Senate debates

Tuesday, 2 July 2024

Statements by Senators

Corporate Governance: E-Conveyancing

1:47 pm

Photo of Dave SharmaDave Sharma (NSW, Liberal Party) Share this | | Hansard source

Last week we saw an inflation figure with a four in front of it. It was four per cent in Australia. Part of that is due to excessive government spending—expansionary state and federal government budgets—as the Reserve Bank has pointed out, but part of it is also due to a lack of competition in key sectors. I want to talk about one sector in particular today, the e-conveyancing market.

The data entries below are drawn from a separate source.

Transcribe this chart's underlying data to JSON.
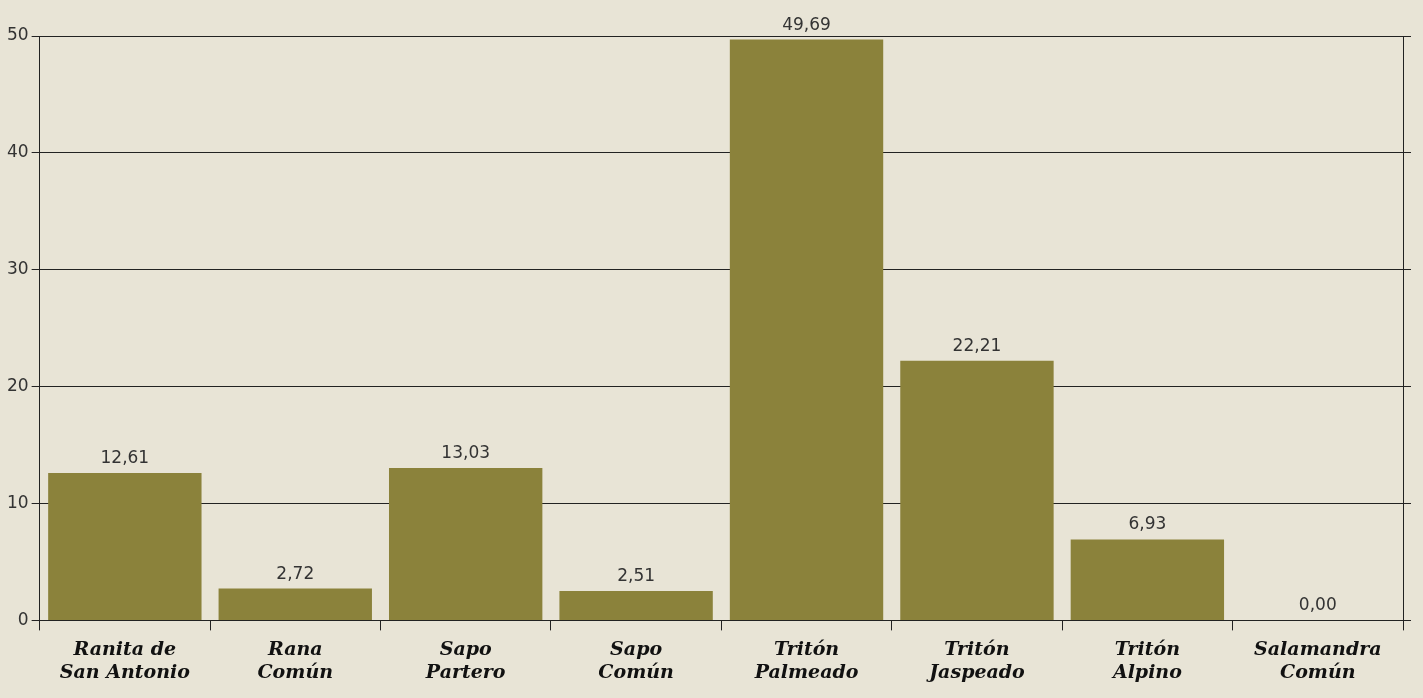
{
  "chart_data": {
    "type": "bar",
    "categories": [
      "Ranita de San Antonio",
      "Rana Común",
      "Sapo Partero",
      "Sapo Común",
      "Tritón Palmeado",
      "Tritón Jaspeado",
      "Tritón Alpino",
      "Salamandra Común"
    ],
    "values": [
      12.61,
      2.72,
      13.03,
      2.51,
      49.69,
      22.21,
      6.93,
      0.0
    ],
    "value_labels": [
      "12,61",
      "2,72",
      "13,03",
      "2,51",
      "49,69",
      "22,21",
      "6,93",
      "0,00"
    ],
    "color": "#8b823b",
    "ylim": [
      0,
      50
    ],
    "yticks": [
      0,
      10,
      20,
      30,
      40,
      50
    ],
    "grid": "y",
    "legend": false
  }
}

The e-conveyancing market allows the digital settlement of property transactions, which is overwhelmingly done in Australia. About 75 per cent of property transactions, about four million transactions, were effected in this way last year. There's effectively a monopoly provider of these services, Property Exchange Australia, PEXA, which controls 99 per cent of the e-conveyancing market. Unsurprisingly, when you have a monopoly, you have monopolistic behaviour. There's a lack of competition, and higher prices result.

The New South Wales Productivity Commission have just looked into this issue and they reported yesterday. Looking at this market, they said that the market is not effectively competitive, that there are high levels of market concentration, that high profits go to the provider and that there are material barriers to entry. In fact, Dr Andrew Leigh, the Assistant Minister for Competition, Charities and Treasury in the other chamber, has said that PEXA's behaviour has been that of a textbook monopolist.

What are we going to do about it? The New South Wales Productivity Commission found that the existing regulator, the Australian Registrars National Electronic Conveyancing Council, ARNECC, which most people wouldn't have heard of, is simply not up to the task of policing that market. They've said that the Australian Competition and Consumer Commission, the ACCC, a federal body, is best placed to lead the ongoing market reforms in this area.

State and federal governments committed to opening this sector up to competition by next year, but at the moment that is woefully behind schedule. I urge this government and, in particular, Andrew Leigh, the assistant minister for competition, to get involved.